Solo 401(k) plans allow for contributions by both the employee and the employer. Employee deferrals can equal a maximum of $19,000 in 2019. Employer contributions can be up to 20% of net self-employment income. The total annual contribution is limited to $56,000. This is like a SEP, but because of the ability to make employee deferrals in addition to the employer contribution the Solo 401(k) can often be more advantageous.
Let’s look at an example of a realtor who makes $100,000 a year. If they contribute $19,000 in employee deferrals and an additional $20,000 (20%) in employer contributions, the total is $39,000. With a SEP, that same realtor could have contributed a maximum of $20,000. If maximizing contributions is the goal, the Solo 401(k) may be the better option.
Solo 401(k) plans allow for catch up contributions for those 50 or over. This is an advantage over the SEP if you are 50+ and want to contribute as much pre-tax as possible to your retirement. The catch-up contribution amount for 2019 is an additional $6,000. The catch-up contribution must come from the employee deferral portion of your annual contribution but does allow for a greater overall annual contribution. For those who have reached the age of 50 you can contribute a total of $62,000 for 2019 in your Solo 401(k).
Another beneficial feature of the Solo 401(k) is that you can implement a Roth option as well if your goal is to not pay taxes once you retire. A Solo 401(k) with a Roth option works much like a Roth IRA, except you must take Required Minimum Distributions at age 70½ unless you roll the Roth 401(k) over to a Roth IRA. Having some retirement savings in a Roth account adds a layer of flexibility from a tax and an RMD perspective.
Traditional 401(k) plans have a reputation of being expensive to maintain and difficult to set up. However, this is NOT the case with a Solo 401(k). The paperwork is relatively simple and there are no annual filings initially. Once the plan has more than $250,000 in assets, there is a requirement to file Form 5500-SF with the IRS annually – easily accomplished by an accountant.

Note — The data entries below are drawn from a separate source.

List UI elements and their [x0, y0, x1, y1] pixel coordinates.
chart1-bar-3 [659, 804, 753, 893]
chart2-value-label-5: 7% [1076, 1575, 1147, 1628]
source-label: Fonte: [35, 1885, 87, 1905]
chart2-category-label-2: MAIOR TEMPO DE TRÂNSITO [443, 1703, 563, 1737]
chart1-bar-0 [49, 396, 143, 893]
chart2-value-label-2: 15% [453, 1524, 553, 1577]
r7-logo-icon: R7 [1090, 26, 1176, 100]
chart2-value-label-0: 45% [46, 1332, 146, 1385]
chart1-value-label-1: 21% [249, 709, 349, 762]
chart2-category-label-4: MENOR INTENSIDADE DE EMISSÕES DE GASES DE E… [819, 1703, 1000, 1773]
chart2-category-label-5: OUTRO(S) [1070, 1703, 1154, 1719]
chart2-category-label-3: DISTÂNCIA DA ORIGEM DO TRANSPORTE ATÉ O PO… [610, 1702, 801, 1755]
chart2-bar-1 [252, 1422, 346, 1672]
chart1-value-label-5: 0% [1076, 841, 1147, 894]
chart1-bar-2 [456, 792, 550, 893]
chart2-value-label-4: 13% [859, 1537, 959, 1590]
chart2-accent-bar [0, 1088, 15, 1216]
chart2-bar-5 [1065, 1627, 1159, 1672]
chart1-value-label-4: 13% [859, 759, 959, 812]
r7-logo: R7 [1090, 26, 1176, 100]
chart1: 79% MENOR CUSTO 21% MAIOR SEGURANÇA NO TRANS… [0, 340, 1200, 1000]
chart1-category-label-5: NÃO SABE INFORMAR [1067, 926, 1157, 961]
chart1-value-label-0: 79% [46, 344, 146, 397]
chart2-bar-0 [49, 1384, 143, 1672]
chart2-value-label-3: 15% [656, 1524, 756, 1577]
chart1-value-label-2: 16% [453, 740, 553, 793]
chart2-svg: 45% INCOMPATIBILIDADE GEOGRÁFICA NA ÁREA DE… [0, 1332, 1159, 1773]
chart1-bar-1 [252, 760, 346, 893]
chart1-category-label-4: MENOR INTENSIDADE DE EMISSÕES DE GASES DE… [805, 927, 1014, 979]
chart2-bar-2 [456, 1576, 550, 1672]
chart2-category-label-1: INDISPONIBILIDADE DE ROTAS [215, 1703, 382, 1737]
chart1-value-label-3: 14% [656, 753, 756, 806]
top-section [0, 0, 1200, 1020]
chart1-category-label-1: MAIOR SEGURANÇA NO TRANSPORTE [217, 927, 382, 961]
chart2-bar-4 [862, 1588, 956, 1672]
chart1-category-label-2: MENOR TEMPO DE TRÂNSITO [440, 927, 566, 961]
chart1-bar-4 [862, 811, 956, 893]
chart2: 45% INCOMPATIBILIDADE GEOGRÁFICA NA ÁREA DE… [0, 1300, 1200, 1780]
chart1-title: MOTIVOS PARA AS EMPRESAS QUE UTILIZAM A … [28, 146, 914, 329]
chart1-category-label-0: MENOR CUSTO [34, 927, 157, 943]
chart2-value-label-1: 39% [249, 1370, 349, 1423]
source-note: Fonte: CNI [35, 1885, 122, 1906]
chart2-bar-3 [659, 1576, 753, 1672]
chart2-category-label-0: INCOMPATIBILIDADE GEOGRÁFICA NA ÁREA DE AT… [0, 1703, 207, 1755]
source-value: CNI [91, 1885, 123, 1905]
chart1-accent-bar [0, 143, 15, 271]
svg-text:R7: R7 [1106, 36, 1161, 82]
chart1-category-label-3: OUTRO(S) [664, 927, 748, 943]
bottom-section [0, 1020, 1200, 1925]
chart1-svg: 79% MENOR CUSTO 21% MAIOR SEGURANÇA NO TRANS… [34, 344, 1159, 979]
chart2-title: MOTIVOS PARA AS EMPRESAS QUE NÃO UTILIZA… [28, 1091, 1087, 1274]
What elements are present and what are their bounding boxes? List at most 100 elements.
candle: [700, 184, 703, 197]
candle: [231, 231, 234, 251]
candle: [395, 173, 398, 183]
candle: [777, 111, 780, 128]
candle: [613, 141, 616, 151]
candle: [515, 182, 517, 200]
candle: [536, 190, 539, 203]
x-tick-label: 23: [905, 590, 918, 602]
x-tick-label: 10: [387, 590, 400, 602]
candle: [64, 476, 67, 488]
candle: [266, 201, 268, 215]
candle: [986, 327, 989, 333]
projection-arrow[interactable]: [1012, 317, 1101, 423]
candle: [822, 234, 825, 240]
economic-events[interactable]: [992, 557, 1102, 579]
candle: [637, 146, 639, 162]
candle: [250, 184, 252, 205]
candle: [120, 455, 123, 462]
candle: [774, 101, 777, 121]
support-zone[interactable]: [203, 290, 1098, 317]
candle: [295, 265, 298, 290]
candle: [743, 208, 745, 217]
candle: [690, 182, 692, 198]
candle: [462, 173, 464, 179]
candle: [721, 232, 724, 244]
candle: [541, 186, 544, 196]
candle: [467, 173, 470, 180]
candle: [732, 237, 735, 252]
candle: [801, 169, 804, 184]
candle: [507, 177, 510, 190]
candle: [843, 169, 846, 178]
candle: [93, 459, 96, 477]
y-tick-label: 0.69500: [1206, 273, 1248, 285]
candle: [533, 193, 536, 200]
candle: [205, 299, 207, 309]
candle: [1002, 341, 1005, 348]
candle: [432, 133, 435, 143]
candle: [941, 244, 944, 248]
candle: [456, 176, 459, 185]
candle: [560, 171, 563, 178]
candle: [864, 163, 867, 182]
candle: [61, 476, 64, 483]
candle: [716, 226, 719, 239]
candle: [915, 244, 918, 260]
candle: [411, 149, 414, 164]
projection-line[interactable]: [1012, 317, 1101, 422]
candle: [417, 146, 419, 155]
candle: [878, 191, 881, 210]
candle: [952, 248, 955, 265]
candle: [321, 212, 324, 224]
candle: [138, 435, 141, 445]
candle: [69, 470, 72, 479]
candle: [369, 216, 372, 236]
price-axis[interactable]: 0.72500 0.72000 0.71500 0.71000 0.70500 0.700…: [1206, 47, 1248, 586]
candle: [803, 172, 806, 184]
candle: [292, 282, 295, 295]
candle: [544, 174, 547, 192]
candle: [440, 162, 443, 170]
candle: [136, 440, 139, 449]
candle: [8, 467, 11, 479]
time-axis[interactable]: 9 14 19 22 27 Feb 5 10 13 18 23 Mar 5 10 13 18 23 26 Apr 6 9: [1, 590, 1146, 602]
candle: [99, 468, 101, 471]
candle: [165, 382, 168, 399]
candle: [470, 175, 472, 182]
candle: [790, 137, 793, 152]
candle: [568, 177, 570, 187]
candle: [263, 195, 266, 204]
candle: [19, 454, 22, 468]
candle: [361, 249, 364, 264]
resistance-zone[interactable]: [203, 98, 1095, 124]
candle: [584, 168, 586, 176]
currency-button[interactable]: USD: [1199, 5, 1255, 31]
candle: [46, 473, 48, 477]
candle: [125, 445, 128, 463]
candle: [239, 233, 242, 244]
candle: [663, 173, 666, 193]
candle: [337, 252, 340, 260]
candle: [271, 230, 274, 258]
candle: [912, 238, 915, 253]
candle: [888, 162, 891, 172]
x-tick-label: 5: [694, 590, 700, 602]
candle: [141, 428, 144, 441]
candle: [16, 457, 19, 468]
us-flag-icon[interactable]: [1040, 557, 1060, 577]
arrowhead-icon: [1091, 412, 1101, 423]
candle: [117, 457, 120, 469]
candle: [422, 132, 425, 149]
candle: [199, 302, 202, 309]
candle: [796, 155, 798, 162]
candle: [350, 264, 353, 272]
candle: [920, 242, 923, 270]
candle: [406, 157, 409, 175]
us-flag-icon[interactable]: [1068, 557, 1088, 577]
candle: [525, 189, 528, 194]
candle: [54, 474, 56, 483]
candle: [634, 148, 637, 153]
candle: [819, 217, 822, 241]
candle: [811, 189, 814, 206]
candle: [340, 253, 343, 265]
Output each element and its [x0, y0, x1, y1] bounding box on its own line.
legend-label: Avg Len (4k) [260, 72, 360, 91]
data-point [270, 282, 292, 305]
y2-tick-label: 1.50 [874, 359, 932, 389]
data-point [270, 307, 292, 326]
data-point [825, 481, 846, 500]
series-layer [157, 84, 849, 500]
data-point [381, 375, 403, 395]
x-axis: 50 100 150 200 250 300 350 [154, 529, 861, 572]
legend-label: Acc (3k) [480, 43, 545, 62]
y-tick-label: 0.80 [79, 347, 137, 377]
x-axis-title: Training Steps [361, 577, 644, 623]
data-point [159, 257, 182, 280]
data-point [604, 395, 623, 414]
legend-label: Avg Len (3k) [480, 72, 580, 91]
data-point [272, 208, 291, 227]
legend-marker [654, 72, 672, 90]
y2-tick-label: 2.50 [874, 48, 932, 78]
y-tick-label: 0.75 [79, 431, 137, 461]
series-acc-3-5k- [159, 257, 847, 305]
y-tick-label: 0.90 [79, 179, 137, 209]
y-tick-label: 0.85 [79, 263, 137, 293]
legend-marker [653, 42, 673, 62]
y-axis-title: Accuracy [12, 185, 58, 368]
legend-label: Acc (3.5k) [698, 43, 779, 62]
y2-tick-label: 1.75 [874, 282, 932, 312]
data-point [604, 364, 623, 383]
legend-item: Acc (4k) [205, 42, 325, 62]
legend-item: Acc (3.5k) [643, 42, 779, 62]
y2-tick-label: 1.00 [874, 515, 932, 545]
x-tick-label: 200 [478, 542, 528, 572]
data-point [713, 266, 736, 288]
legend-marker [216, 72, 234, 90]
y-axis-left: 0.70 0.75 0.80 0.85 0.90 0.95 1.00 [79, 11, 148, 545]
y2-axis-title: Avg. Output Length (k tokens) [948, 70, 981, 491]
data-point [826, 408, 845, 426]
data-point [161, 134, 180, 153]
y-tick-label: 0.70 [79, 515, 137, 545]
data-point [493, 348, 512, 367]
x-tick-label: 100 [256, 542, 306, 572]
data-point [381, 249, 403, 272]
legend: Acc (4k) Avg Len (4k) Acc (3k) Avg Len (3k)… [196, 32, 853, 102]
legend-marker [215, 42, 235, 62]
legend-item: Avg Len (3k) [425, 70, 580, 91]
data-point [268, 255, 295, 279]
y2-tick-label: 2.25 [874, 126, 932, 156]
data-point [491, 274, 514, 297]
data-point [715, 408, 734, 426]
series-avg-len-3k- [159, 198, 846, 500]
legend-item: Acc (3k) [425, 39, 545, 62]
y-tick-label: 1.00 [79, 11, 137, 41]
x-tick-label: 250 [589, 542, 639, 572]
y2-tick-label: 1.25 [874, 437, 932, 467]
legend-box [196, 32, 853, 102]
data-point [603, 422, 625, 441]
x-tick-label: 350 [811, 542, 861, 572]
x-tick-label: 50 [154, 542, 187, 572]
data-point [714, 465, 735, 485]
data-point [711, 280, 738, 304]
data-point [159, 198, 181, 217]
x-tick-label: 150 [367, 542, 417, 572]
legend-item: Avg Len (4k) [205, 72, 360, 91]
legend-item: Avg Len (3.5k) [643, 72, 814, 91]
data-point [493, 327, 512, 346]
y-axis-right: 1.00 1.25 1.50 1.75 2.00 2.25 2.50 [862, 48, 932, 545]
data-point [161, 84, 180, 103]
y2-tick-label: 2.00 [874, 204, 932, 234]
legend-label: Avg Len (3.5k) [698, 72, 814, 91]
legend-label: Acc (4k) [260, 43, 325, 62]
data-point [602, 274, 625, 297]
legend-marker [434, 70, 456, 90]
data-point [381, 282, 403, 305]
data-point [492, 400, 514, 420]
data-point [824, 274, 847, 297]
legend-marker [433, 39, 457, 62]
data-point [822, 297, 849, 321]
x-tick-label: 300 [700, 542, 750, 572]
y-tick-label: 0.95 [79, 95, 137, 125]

Should You Open a SEP or Solo 401(k)?
Both plans can offer robust tax deferred savings for retirement. If you have any employees other than your spouse, or you think you might in the very near future, a SEP might be preferable. If you don’t have employees and really want to maximize savings a Solo 401(k) might be the better option. The potential to maximize your tax savings is even higher with a Solo 401(k) if you are 50 or over with catch-up contributions.
The best way to figure out which plan is best for you and your Real Estate business is to talk to a CERTIFIED FINANCIAL PLANNER™. Your CFP® professional can look at your entire financial picture, both personal and business and make recommendations that will help you reach your retirement goals. They can also help with things such as pin pointing your risk tolerance and investment recommendations after you get your new retirement account open. Retirement planning mistakes can be very costly, so it’s important to work with a Financial Planner or a Registered Investment Advisor who puts your best interest before their own.